Employers have a lot to learn from the Highland clans, their to-the-death attachment to the cause, their loyalty to one another, their pride of belonging, and ultimately their swag.

A client of mine who leads a company that depends greatly on the enduring loyalty of Millennials (as a group, not especially known for their enduring loyalty) tells me that in addition to all the other rewards and recognition programs they have, the everyday acknowledgements of achievement and appreciation that get the most excitement are the swag. Not kilts or tams (at least not yet). But golf umbrellas, drink coolers, mugs, t-shirts, polo shirts, bags, etc., all in the company colors, with the company logo.

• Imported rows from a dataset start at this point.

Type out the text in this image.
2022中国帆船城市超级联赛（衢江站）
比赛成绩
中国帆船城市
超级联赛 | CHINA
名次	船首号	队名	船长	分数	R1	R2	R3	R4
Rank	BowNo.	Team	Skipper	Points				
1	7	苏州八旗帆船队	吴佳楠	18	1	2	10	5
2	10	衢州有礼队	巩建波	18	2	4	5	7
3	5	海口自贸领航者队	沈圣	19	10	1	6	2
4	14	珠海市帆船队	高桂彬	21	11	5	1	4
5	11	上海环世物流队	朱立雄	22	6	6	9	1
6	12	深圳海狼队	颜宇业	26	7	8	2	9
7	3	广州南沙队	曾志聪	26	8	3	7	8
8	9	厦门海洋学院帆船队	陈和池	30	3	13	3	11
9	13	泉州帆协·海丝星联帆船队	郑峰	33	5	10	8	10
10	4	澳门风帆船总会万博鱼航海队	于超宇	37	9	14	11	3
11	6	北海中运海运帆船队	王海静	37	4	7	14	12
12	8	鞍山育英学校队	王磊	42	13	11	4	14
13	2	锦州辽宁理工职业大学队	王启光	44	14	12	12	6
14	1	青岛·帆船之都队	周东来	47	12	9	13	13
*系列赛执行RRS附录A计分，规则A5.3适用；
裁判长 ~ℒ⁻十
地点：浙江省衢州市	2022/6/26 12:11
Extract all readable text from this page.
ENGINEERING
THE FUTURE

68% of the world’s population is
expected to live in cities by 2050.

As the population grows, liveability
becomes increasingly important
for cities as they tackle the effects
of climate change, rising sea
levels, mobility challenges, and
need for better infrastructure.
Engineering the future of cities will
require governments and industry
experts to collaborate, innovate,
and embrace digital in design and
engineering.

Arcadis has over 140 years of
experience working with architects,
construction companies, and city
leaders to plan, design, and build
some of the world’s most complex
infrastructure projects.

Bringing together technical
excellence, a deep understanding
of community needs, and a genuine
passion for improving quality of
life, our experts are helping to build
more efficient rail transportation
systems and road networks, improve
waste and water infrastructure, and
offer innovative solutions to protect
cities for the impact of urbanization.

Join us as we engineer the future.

High achievers get really excited about these artifacts of belonging. They want that cause. They want that leadership that they can respect and follow, even if it presents a risk to their self-interest. And they want the power of the plaid to bind the team in good times and bad.  Only in this case the “plaid” is your company colors.

But is this really about a polo shirt or a piece of plaid that (as far as Americans are concerned) should really be reserved for picnic blankets and matching family Christmas pajamas from LL Bean? No.  It’s about the powerful drive we all have to belong to something greater than ourselves. We yearn for the meaning that community belonging brings us, even when membership is dangerous (we’re seeing that now playing out on American city streets). Americans are driven to join political movements or Facebook groups that extend the Outlander fantasy to collections of people who have absolutely nothing to do with the story or the production of the tv show.

We all want to belong to a group who share our pride and powerful sense of mission. Since you have people working for you who want to belong to something powerful, why not let it be the community of your company and the mission it serves?

Only now, please, let’s just skip the broadswords and blood part. I think OSHA might have a thing or two to say about that.